Ayn Rand's Writing Style

The subtlety of Ayn Rand's style can be understood by examining a representative scene. Near the end of Part One, Roark is offered the commission to design the Manhattan Bank Building. It is a major commission at a time when he needs it desperately, but the board wishes to alter his design. Roark, to whom the integrity of his design is far more important than money or recognition, refuses. The means by which Ayn Rand presents the scene is revealing.

The board presents Roark with an altered sketch of his building. The first thing Roark does is get up: "He had to stand. He concentrated on the effort of standing. It made the rest easier." He leans on the table with his right arm. When he answers, the men of the board cannot tell whether he is too calm or too emotional — but because his words move forward evenly, with neither anger nor excitement, they conclude he is calm, despite the fact that "the air in the room was not the air that vibrates to a calm voice." The board members also notice that Roark's demeanor and posture are normal; he is exhibiting no strange mannerisms, except that his right hand clings to the table's edge, and he moves the drawings with his left hand, as if his right is paralyzed. What is the significance of these details?

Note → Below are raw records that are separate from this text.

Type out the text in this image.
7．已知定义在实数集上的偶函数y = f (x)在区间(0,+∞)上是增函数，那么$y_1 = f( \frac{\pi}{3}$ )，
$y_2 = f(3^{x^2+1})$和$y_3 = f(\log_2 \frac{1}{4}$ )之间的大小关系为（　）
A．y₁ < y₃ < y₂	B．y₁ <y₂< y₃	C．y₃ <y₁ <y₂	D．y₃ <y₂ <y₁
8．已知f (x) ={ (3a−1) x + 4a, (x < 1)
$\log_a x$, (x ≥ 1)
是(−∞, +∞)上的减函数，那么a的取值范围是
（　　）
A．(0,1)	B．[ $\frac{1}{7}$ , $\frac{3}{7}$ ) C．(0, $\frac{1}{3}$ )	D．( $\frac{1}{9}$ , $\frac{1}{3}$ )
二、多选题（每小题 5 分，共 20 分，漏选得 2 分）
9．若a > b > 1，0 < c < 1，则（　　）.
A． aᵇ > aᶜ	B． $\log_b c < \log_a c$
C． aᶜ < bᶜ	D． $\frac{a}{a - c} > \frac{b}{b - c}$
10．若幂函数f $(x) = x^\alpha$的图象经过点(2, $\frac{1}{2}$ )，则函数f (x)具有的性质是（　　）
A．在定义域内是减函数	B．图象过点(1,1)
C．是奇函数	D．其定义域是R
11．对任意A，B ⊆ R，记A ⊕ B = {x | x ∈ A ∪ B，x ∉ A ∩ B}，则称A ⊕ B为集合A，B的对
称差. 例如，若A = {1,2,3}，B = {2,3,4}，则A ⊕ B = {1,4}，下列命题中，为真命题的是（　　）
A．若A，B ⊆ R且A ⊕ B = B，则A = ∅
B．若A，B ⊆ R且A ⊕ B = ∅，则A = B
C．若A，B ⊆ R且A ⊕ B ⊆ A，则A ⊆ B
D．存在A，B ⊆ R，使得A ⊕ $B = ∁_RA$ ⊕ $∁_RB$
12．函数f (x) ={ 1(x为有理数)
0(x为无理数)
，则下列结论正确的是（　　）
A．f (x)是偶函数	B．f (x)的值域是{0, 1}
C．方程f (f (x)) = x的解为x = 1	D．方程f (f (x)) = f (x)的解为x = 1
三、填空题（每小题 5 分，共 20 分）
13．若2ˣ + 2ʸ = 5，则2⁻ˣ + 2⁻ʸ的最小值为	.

Notice that Ayn Rand chooses to narrate the scene through the eyes (and ears) of the board members. The reader gets only the sensory information available to the men in the room, seeing and hearing what they do. Ayn Rand does not tell the reader what emotions Roark is feeling. Instead, she shows the observational details that the reader would get were he sitting in the room, too. After all, an individual has no direct way of experiencing another person's emotions; all he can do is observe the sensory clues and infer. If a man's face is red, his eyes wild, and his voice loud, we can infer that he is angry. The readers of The Fountainhead discover a character's emotions the way they do it in real life: by inference from observational evidence.